Business | Oil & Gas
Brazil becoming key source for new crude
Brazil's growing oil output and prospecting are turning it into a key source of new crude in the Western Hemisphere, but whether this will bring a tangible increase in exports remains to be seen.
Rio De Janeiro: Brazil's growing oil output and prospecting are turning it into a key source of new crude in the Western Hemisphere, but whether this will bring a tangible increase in exports remains to be seen.
Analysts say any serious increase in petroleum exports would depend on economic growth in Latin America's largest country, now picking up steam after years of stagnation and crises. Brazil achieved self-sufficiency in crude last year and is slowly growing as a net exporter.
"If Brazil really starts growing at higher rates, maintaining self-sufficiency may become quite a challenge, and that is clearly the government's priority," said Francois Moreau, head of Estrategia e Valor consultancy in Rio.
Brazil's state oil company, Petrobras, projects its crude output in Brazil should reach 2.37 million barrels per day in 2011, up a steep 27 per cent from this year's planned 1.86 million bpd, and then rise to 2.81 million bpd by 2015.

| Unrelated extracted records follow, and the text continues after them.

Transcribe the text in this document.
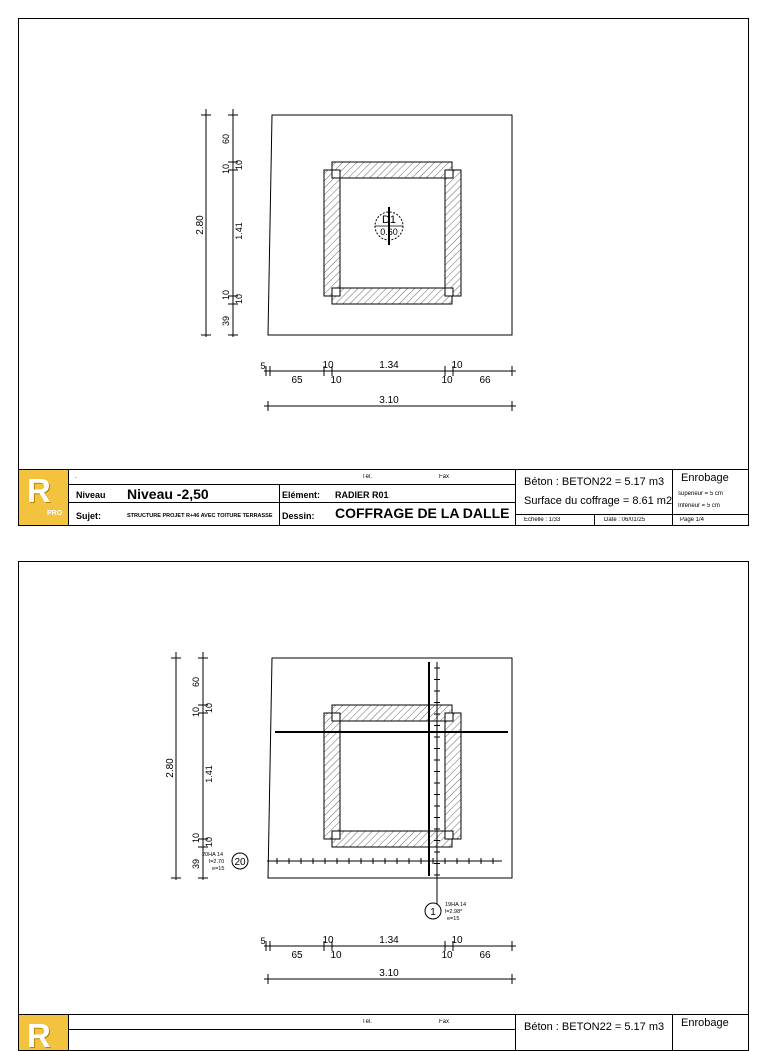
D1
0.60
2.80
60
10 10
1.41
10 10
39
5
65
10
10
1.34	10
10	66
3.10
R
PRO
.	Tél.	Fax
Niveau Niveau -2,50	Elément: RADIER R01
Sujet:	STRUCTURE PROJET R+46 AVEC TOITURE TERRASSE Dessin: COFFRAGE DE LA DALLE
Béton : BETON22 = 5.17 m3
Surface du coffrage = 8.61 m2
Echelle : 1/33	Date : 06/01/25	Page 1/4
Enrobage
supérieur = 5 cm
Inférieur = 5 cm
20
20HA 14
l=2.70
e=15
1
19HA 14
l=2.98*
e=15
2.80
60
10 10
1.41
10 10
39
5
65
10
10
1.34	10
10	66
3.10
R	Tél.	Fax	Béton : BETON22 = 5.17 m3 Enrobage
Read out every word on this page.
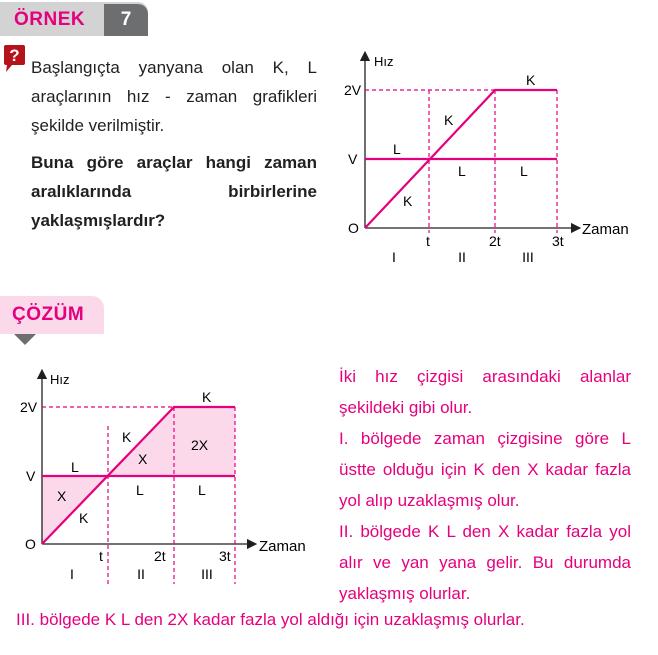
ÖRNEK	7
?

Başlangıçta yanyana olan K, L araçlarının hız - zaman grafikleri şekilde verilmiştir.

Buna göre araçlar hangi zaman aralıklarında birbirlerine yaklaşmışlardır?
Hız
Zaman
O
2V
V
t	2t	3t
I	II	III
K
K
K
L
L	L
ÇÖZÜM
Hız
Zaman
O
2V
V
t	2t	3t
I	II	III
K
K
K
L
L	L
X
X
2X

İki hız çizgisi arasındaki alanlar şekildeki gibi olur.

I. bölgede zaman çizgisine göre L üstte olduğu için K den X kadar fazla yol alıp uzaklaşmış olur.

II. bölgede K L den X kadar fazla yol alır ve yan yana gelir. Bu durumda yaklaşmış olurlar.

III. bölgede K L den 2X kadar fazla yol aldığı için uzaklaşmış olurlar.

Meanwhile, the central bank expects the economy to expand 4.7 per cent this year after a 3.7 per cent rise in 2006. The government wants growth of 5 per cent or more in the years to come.
Experts say that would require yearly oil and fuels output to rise by more than 5 per cent, so Petrobras' ambitious output growth plan is just about enough to meet that demand.
In the first quarter, Petrobras' exports of oil and fuels exceeded imports by 187,000 bpd, a 156 per cent rise from a year earlier.
Imports of lighter crude are needed to mix with heavy local oil at the refineries, but Brazil has been upgrading factories to process more local petroleum.
In the meantime, planned start-up of shallow-water Polvo field by US company Devon Energy Corp in the next few days is about to open a new stage of oil expansion in Brazil, making the company the first foreign producer not associated with Petrobras.
Analysts say high world oil prices, new technologies and Brazil's economic and political stability have pushed the country from a second-tier oil province a few years ago into a booming producer with strong prospects.